# Knucklehead Plans



## Draw-Tech (Jun 28, 2014)

Hi all

Almost done, a little work on the oil system, throttle linkage, and then to build. If you want to see the guts, download dwf viewer at autodesk.com its free, and if nothing else you can play with the model. I am using the flywheel from my 4 Cylinder, to give some momentum, and cooling.
PS The file is to big 4 MB if you want the file drop me a PM

Jack
Draw-Tech


----------



## hedgehog (Jun 28, 2014)

very nice  drawing there.  i would like to follow the build if you post it


----------



## Draw-Tech (Jul 23, 2014)

Hi All

Been working a lot on the Cam and push rods, going pretty good, all I Have to do is time the valves to the cam. Got the gears figured, added a starter motor with brushes, to convert to a generator once the motor is running. Included a dwf file in the zipped file,to view the model, download the dwf viewer from autodesk.com look on the first page at the lower left, as soon as I have finished I will post the full dwf. To view, and measurements can be taken. (Warning)  I change things a lot, so no guarantee, and no promises. This is not the final drawings.
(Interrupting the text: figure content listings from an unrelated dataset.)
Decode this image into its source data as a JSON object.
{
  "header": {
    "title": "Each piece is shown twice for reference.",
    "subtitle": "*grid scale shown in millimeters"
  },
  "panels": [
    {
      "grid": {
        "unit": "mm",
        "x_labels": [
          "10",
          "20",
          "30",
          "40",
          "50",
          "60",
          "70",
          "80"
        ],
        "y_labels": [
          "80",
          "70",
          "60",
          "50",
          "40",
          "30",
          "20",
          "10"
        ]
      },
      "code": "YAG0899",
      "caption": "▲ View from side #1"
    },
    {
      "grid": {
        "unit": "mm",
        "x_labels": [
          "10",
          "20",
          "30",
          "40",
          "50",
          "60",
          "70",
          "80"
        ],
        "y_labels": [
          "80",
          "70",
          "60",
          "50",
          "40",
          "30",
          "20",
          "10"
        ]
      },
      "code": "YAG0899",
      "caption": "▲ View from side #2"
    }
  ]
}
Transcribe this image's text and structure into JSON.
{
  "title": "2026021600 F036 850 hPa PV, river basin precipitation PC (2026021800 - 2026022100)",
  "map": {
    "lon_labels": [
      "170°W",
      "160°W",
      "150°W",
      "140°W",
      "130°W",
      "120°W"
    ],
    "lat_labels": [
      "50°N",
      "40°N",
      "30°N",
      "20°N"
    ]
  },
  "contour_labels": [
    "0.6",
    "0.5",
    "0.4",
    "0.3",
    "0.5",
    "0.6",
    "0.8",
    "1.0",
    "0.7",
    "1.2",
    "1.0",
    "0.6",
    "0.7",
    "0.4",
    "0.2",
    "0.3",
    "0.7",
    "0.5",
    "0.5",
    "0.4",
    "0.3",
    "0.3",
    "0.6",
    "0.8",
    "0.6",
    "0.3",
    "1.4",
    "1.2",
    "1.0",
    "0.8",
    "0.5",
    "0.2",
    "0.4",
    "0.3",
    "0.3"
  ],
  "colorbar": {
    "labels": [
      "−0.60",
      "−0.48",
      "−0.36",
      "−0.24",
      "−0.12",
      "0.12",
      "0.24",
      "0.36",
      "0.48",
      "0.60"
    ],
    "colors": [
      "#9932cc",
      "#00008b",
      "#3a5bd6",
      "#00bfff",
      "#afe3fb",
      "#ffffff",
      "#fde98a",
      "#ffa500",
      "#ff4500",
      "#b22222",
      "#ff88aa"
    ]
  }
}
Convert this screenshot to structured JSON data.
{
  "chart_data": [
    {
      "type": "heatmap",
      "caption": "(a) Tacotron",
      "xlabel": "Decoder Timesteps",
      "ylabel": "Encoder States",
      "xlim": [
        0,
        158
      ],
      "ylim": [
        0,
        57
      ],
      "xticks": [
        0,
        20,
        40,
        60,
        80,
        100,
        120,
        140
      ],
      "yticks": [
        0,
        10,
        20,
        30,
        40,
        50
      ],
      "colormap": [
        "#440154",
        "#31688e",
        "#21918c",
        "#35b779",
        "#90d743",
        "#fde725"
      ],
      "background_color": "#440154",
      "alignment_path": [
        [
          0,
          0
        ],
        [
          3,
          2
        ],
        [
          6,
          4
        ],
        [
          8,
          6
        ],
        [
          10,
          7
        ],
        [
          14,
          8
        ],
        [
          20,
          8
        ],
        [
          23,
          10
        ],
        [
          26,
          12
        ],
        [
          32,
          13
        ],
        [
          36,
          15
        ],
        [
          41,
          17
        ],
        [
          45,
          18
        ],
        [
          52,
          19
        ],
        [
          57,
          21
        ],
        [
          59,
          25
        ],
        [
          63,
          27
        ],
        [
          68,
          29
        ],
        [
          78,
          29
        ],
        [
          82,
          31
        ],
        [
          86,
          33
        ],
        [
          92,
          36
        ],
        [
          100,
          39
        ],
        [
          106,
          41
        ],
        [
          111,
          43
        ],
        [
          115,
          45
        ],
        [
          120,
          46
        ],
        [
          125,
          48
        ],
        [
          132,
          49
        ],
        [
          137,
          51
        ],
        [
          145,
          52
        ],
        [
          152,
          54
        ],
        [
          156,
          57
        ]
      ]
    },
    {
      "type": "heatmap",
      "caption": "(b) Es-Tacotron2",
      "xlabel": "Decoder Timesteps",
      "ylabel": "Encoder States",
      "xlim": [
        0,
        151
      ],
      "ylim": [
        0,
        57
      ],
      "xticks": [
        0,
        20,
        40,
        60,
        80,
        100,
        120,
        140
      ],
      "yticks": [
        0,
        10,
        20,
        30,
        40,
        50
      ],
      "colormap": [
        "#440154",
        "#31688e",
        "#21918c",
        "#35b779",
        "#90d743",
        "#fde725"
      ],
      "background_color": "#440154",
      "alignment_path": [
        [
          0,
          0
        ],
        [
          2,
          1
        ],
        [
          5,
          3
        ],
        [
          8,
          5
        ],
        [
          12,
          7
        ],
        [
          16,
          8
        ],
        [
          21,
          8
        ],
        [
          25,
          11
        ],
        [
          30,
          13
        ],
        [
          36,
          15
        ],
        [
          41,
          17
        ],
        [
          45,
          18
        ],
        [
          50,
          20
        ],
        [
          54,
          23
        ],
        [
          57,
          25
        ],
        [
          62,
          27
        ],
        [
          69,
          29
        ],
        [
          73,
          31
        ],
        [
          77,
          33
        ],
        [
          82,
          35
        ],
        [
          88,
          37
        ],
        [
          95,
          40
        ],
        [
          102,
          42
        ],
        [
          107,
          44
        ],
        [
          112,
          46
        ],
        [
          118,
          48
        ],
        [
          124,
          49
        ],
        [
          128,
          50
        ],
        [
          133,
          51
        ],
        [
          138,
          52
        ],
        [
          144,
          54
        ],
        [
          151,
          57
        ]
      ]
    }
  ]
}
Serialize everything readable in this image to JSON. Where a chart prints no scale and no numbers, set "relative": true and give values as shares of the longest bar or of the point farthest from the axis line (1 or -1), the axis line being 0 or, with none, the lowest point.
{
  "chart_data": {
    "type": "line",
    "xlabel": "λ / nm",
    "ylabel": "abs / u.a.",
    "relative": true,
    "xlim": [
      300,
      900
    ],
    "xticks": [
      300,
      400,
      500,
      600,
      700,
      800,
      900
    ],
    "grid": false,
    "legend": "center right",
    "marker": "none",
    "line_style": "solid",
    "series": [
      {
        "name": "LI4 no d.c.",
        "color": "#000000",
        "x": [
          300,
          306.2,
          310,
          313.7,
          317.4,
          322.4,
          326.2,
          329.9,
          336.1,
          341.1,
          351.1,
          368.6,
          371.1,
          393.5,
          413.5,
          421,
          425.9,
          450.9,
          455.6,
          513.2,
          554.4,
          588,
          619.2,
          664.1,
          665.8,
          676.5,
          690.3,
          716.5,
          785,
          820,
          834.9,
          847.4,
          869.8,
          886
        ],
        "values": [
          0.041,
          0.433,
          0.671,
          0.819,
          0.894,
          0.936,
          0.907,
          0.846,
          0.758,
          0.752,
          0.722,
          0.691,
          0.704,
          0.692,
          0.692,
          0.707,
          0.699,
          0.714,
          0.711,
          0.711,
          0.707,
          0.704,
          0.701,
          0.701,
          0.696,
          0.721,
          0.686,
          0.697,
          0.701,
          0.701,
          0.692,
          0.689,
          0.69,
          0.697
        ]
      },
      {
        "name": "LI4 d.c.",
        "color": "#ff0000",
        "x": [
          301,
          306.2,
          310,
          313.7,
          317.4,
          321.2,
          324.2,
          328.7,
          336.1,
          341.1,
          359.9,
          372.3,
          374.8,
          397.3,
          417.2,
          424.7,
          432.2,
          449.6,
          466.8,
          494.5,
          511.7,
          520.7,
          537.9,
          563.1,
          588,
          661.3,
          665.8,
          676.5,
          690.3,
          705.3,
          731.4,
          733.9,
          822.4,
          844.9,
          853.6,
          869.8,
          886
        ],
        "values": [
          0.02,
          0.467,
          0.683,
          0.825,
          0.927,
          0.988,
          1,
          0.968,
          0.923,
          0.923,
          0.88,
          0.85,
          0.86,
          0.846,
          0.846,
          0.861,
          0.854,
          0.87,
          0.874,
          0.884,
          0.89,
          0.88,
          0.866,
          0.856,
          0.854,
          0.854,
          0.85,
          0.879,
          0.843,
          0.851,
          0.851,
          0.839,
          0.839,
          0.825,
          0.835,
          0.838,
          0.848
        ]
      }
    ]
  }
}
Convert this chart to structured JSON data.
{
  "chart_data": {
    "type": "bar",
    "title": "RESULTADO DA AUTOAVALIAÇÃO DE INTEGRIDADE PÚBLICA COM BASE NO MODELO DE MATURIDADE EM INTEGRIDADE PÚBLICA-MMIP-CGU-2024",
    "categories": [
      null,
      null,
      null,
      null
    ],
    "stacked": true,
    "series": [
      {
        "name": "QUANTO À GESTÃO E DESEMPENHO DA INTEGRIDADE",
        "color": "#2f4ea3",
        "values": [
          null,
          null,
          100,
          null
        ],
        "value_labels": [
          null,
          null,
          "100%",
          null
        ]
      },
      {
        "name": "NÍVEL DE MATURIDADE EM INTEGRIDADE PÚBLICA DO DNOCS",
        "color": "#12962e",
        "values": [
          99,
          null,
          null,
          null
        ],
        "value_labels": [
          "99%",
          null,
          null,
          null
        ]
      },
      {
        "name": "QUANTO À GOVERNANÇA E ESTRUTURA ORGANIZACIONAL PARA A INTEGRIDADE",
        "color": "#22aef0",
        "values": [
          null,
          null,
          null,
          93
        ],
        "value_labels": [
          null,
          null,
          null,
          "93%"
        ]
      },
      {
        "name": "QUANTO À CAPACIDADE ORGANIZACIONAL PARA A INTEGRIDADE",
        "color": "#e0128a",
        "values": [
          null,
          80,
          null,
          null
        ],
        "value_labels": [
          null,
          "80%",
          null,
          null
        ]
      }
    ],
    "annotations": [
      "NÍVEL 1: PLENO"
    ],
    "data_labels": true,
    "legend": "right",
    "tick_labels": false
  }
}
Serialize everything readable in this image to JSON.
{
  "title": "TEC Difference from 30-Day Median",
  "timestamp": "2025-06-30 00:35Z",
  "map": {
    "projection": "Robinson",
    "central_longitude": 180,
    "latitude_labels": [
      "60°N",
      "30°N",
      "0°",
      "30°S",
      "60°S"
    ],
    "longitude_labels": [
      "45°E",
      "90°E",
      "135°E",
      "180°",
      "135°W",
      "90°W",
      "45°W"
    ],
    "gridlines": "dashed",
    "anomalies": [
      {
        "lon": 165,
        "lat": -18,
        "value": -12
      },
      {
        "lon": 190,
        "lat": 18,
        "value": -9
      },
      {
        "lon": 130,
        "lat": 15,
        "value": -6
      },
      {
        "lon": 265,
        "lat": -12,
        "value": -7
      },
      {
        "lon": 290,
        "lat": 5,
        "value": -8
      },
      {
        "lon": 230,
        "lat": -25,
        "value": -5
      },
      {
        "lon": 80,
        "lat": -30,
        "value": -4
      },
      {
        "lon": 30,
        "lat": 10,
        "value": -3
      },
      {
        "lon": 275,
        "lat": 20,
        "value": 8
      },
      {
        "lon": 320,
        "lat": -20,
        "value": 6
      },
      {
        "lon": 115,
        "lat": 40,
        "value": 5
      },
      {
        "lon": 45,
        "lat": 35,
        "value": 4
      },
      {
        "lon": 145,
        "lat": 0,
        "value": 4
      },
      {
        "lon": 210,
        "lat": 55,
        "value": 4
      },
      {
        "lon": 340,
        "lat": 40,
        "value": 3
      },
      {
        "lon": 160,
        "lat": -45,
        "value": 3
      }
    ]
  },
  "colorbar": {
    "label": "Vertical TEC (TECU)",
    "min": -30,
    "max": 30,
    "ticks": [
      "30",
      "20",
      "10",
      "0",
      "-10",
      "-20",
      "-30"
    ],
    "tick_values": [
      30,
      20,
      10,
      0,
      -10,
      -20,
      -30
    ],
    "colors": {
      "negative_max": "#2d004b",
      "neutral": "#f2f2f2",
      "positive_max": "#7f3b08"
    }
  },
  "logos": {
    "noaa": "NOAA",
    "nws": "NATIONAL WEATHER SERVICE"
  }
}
If anybody has a chart to show the cam angle between the (4) cams, it would help a lot. By the way the flywheel diameter is 2.8"
  Jack
  Draw-Tech 






View attachment Knucklehead_V-Twin_Gear_Trane.pdf


View attachment KH_Gears.zip


----------



## necchiom (Jul 28, 2014)

With compliment! Nice project.


----------



## Swifty (Jul 28, 2014)

Very nicely drawn, a few prints of that framed would make any workshop look great.

Paul.


----------



## Draw-Tech (Jul 29, 2014)

Hey All

Updated oil system

Jack
Draw-Tech


----------



## johnmcc69 (Jul 29, 2014)

That's some nice work Jack!

John


----------



## Cabbagestack (Feb 3, 2018)

Draw-Tech said:


> Hi all
> 
> Almost done, a little work on the oil system, throttle linkage, and then to build. If you want to see the guts, download dwf viewer at autodesk.com its free, and if nothing else you can play with the model. I am using the flywheel from my 4 Cylinder, to give some momentum, and cooling.
> PS The file is to big 4 MB if you want the file drop me a PM
> ...


 

I see a few jpegs but no plans. What's the deal ??


----------



## Cogsy (Feb 4, 2018)

Cabbagestack said:


> I see a few jpegs but no plans. What's the deal ??


 
They're available at THIS LINK


----------



## john williams (May 27, 2018)

hi ,is there an issue with the above as it just come up with a error message


----------



## Cogsy (May 29, 2018)

john williams said:


> hi ,is there an issue with the above as it just come up with a error message


The new forum has a different link so the old one is broken, try THIS LINK.


----------



## minh-thanh (May 30, 2018)

Very nice drawing .


----------



## john williams (May 31, 2018)

hi cogsy many thanks for the info,have got them  
john


----------